Working Harder Isn’t The Answer: Female executives are more industrious than men. There’s no question about it. They even work hard at changing their leadership style, with 66 percent of women in a KPMG study believe they need to change their leadership style more than their male counterparts. Women consider that sweat equity is the answer to succeeding in business. Hive sums up: women work 10 percent harder than men in today's offices. They note women are assigned and spend more time on non-promotable tasks than men. These tasks may be beneficial to the company, but don’t contribute to career advancement for women.
So, when the culture isn’t working for you… don’t work harder. Instead, start thinking smarter. What does that mean? Focus your valuable time on projects that improve the bottom-line or have strategic value to the organization. Stop being the savior when it comes to work that holds little importance for the company. Delegate grunt work to someone lower on the hierarch or take a performance hit by not completing it. I know these are bold action steps.

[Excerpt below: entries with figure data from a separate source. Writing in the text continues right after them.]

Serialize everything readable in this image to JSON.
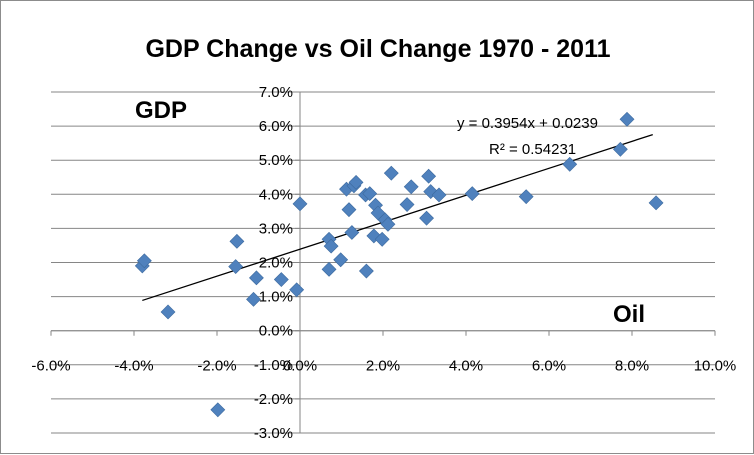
{
  "chart_data": {
    "type": "scatter",
    "title": "GDP Change vs Oil Change 1970 - 2011",
    "xlabel": "",
    "ylabel": "",
    "annotations": {
      "gdp_label": "GDP",
      "oil_label": "Oil"
    },
    "xlim": [
      -0.06,
      0.1
    ],
    "ylim": [
      -0.03,
      0.07
    ],
    "x_ticks": [
      -0.06,
      -0.04,
      -0.02,
      0.0,
      0.02,
      0.04,
      0.06,
      0.08,
      0.1
    ],
    "x_tick_labels": [
      "-6.0%",
      "-4.0%",
      "-2.0%",
      "0.0%",
      "2.0%",
      "4.0%",
      "6.0%",
      "8.0%",
      "10.0%"
    ],
    "y_ticks": [
      -0.03,
      -0.02,
      -0.01,
      0.0,
      0.01,
      0.02,
      0.03,
      0.04,
      0.05,
      0.06,
      0.07
    ],
    "y_tick_labels": [
      "-3.0%",
      "-2.0%",
      "-1.0%",
      "0.0%",
      "1.0%",
      "2.0%",
      "3.0%",
      "4.0%",
      "5.0%",
      "6.0%",
      "7.0%"
    ],
    "grid": true,
    "marker_color": "#4f81bd",
    "trendline": {
      "slope": 0.3954,
      "intercept": 0.0239,
      "x_range": [
        -0.038,
        0.085
      ],
      "equation_text": "y = 0.3954x + 0.0239",
      "r2_text": "R² = 0.54231"
    },
    "points": [
      {
        "x": -0.038,
        "y": 0.019
      },
      {
        "x": -0.0375,
        "y": 0.0205
      },
      {
        "x": -0.0318,
        "y": 0.0055
      },
      {
        "x": -0.0198,
        "y": -0.0232
      },
      {
        "x": -0.0155,
        "y": 0.0188
      },
      {
        "x": -0.0152,
        "y": 0.0262
      },
      {
        "x": -0.0112,
        "y": 0.0092
      },
      {
        "x": -0.0105,
        "y": 0.0155
      },
      {
        "x": -0.0045,
        "y": 0.015
      },
      {
        "x": -0.0008,
        "y": 0.012
      },
      {
        "x": 0.0,
        "y": 0.0372
      },
      {
        "x": 0.007,
        "y": 0.018
      },
      {
        "x": 0.007,
        "y": 0.0268
      },
      {
        "x": 0.0075,
        "y": 0.0248
      },
      {
        "x": 0.0098,
        "y": 0.0208
      },
      {
        "x": 0.0112,
        "y": 0.0415
      },
      {
        "x": 0.0118,
        "y": 0.0355
      },
      {
        "x": 0.0125,
        "y": 0.0288
      },
      {
        "x": 0.013,
        "y": 0.0425
      },
      {
        "x": 0.0135,
        "y": 0.0435
      },
      {
        "x": 0.0158,
        "y": 0.0398
      },
      {
        "x": 0.016,
        "y": 0.0175
      },
      {
        "x": 0.0168,
        "y": 0.0402
      },
      {
        "x": 0.0178,
        "y": 0.0278
      },
      {
        "x": 0.0182,
        "y": 0.0368
      },
      {
        "x": 0.0188,
        "y": 0.0345
      },
      {
        "x": 0.0198,
        "y": 0.0268
      },
      {
        "x": 0.0205,
        "y": 0.0325
      },
      {
        "x": 0.0212,
        "y": 0.0312
      },
      {
        "x": 0.022,
        "y": 0.0462
      },
      {
        "x": 0.0258,
        "y": 0.037
      },
      {
        "x": 0.0268,
        "y": 0.0422
      },
      {
        "x": 0.0305,
        "y": 0.033
      },
      {
        "x": 0.031,
        "y": 0.0453
      },
      {
        "x": 0.0315,
        "y": 0.0408
      },
      {
        "x": 0.0335,
        "y": 0.0398
      },
      {
        "x": 0.0415,
        "y": 0.0402
      },
      {
        "x": 0.0545,
        "y": 0.0393
      },
      {
        "x": 0.065,
        "y": 0.0488
      },
      {
        "x": 0.0772,
        "y": 0.0532
      },
      {
        "x": 0.0788,
        "y": 0.062
      },
      {
        "x": 0.0858,
        "y": 0.0375
      }
    ]
  }
}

But as long as you continue to support a culture that isn’t rewarding you, you continue to lose professional ground.
It never was acceptable—and now it’s outrageous—for women to be twisted and pried and pressured into altering all of the giftedness we bring to the table merely to fit a narrow, antiquated view of leadership, where we’re left feeling uncomfortable in our own skin.
Yes, it takes courage to work within our business cultures to be recognized and fully appreciated as 50/50 co-creators of this new season in corporate America. There’s little doubt that systemically evolving a business culture is a slow, arduous process. And it will never transpire if we women don’t start taking steadfast, strategic action to nudge it in the right direction.